LECTIO MAGISTRALIS DI FRANÇOIS JULLIEN


LECTIO MAGISTRALIS DI FRANÇOIS JULLIEN

A contrario de l’identité culturelle: explorer les ressources de ce qui fait Europe 

(A contrario dell’identità culturale: esplorare le risorse di ciò che fa Europa) 

In collaborazione con Triennale Milano



Domenica 22 settembre ore 11:00
Triennale Milano – Teatro

Viale Emilio Alemagna 6, Milano

Ingresso libero fino a esaurimento posti

Ufficio stampa ddl studio
T 02 89052365
info@ddlstudio.net

Domenica 22 settembre alle ore 11:00, nell’ambito del laboratorio transdisciplinare di pensiero critico Casa dei Saperi, la Fondazione Adolfo Pini in collaborazione con Triennale Milano propone una lectio magistralis di François Jullien, uno dei maggiori filosofi e sinologi contemporanei.

“Non difenderei un’identità culturale (francese, italiana, europea), impossibile da identificare, ma parlerei piuttosto di risorse culturali” – scrive François Jullien nel suo libro L’identità culturale non esiste (Einaudi, 2018). In questo senso difendere significa per Jullien non tanto proteggerle ma piuttosto sfruttarle. Se capiamo che tali risorse nascono in una lingua come in una tradizione, in un certo ambiente e in un paesaggio, comprendiamo anche che esse sono disponibili per tutti e non appartengono a nessuno in particolare. Le risorse non sono esclusive, come lo sono i “valori”; non vanno protette ma distribuite e di questo ognuno di noi è responsabile.

In questo momento dove il cosa fa Europa è una domanda a cui nessuno sembra saper rispondere se non con barricate che si ergono proprio sulla difesa dell’identità degli Stati, Jullien chiama la città di Milano a una presa di responsabilità nel distribuire e diffondere quelle risorse che possono renderci europei senza tenerci attaccati ai nazionalismi che ci proteggono dall’altro. Un invito ad interrogare la relazione in modo generativo, allontanando la paura che abbiamo dell’altro e rimettendo in questione alcune parole fondamentali del pensiero occidentale, come cultura, identità, differenza e universalità.

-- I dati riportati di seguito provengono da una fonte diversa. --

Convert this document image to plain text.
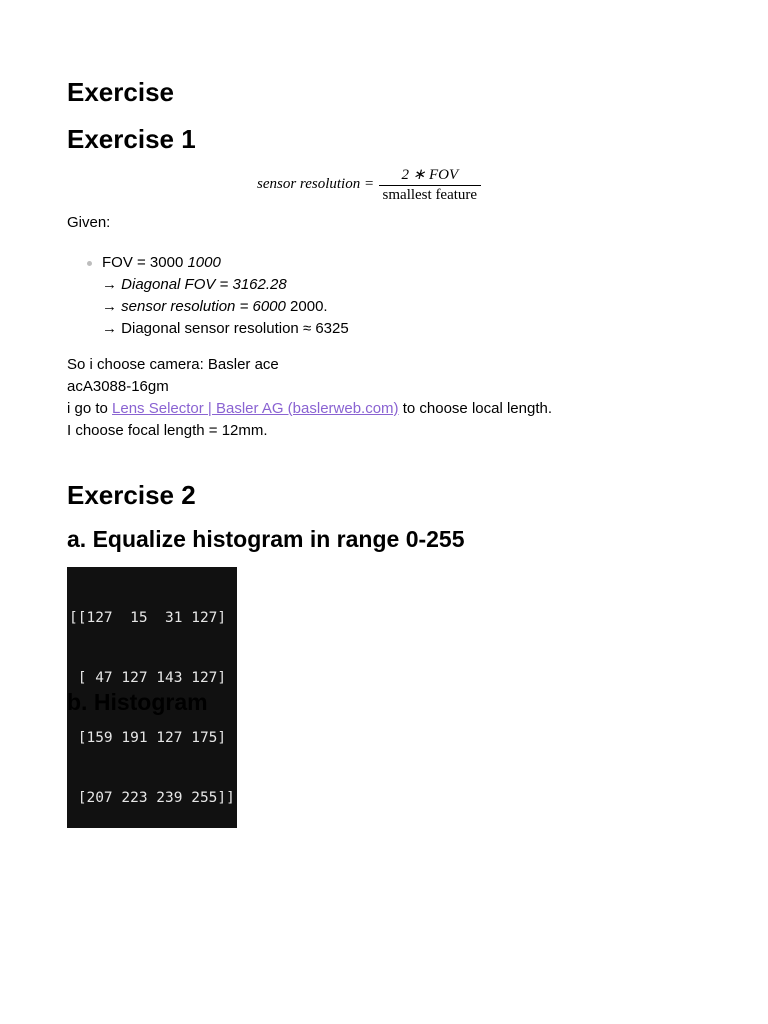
Exercise
Exercise 1
sensor resolution = $\frac{\text{2 ∗ FOV}}{\text{smallest feature}}$
Given:
FOV = 3000 1000
→ Diagonal FOV = 3162.28
→ sensor resolution = 6000 2000.
→ Diagonal sensor resolution ≈ 6325
So i choose camera: Basler ace
acA3088-16gm
i go to Lens Selector | Basler AG (baslerweb.com) to choose local length.
I choose focal length = 12mm.
Exercise 2
a. Equalize histogram in range 0-255

[[127  15  31 127]

[ 47 127 143 127]

[159 191 127 175]

[207 223 239 255]]

b. Histogram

François Jullien è titolare della Cattedra sull’Alterità al Collège d’études mondiales, presso la Fondation Maison des sciences de l’homme di Parigi. I suoi lavori, tradotti in molte lingue, animano da anni il dibattito internazionale sul rapporto tra pensiero europeo e pensiero cinese. Negli ultimi anni ha sviluppato una profonda ricerca sul concetto di Intimità letta come possibilità di creare legami e relazioni che non si perdono nell’opacità che il possesso dell’altro genera nel tempo. Tra le opere più recenti tradotte in italiano, Pensare l’efficacia in Cina e in occidente (Laterza 2006), Quella strana idea del bello (Il Mulino 2012), Contro la comparazione. Lo «scarto» e il «tra». Un altro accesso all’alterità (Mimesis 2014), Sull’intimità. Lontano dal frastuono dell’amore (Raffaello Cortina 2014), Accanto a lei. Presenza opaca, presenza intima (Mimesis 2016), Una seconda vita. Come cominciare a esistere davvero (Feltrinelli 2017), L’identità culturale non esiste (Einaudi, 2018). L’ultimo suo libro in uscita in Francia è Pourquoi il ne faut plus dire “je t’aime” (Editions de l’Aube, agosto 2019).

Ideato e diretto da Valeria Cantoni MamianiCasa dei Saperi è un laboratorio transdisciplinare di pensiero critico sui temi urgenti del contemporaneo. Per il biennio 2019/2020 il progetto vedrà alternarsi talk, workshop, seminari, lecture e proiezioni sul tema delle “Nuove Utopie”, a cura di Sonia D’Alto, Elisa Gianni, Itamar Gov, Cristina Travanini e Alessia Zabatino.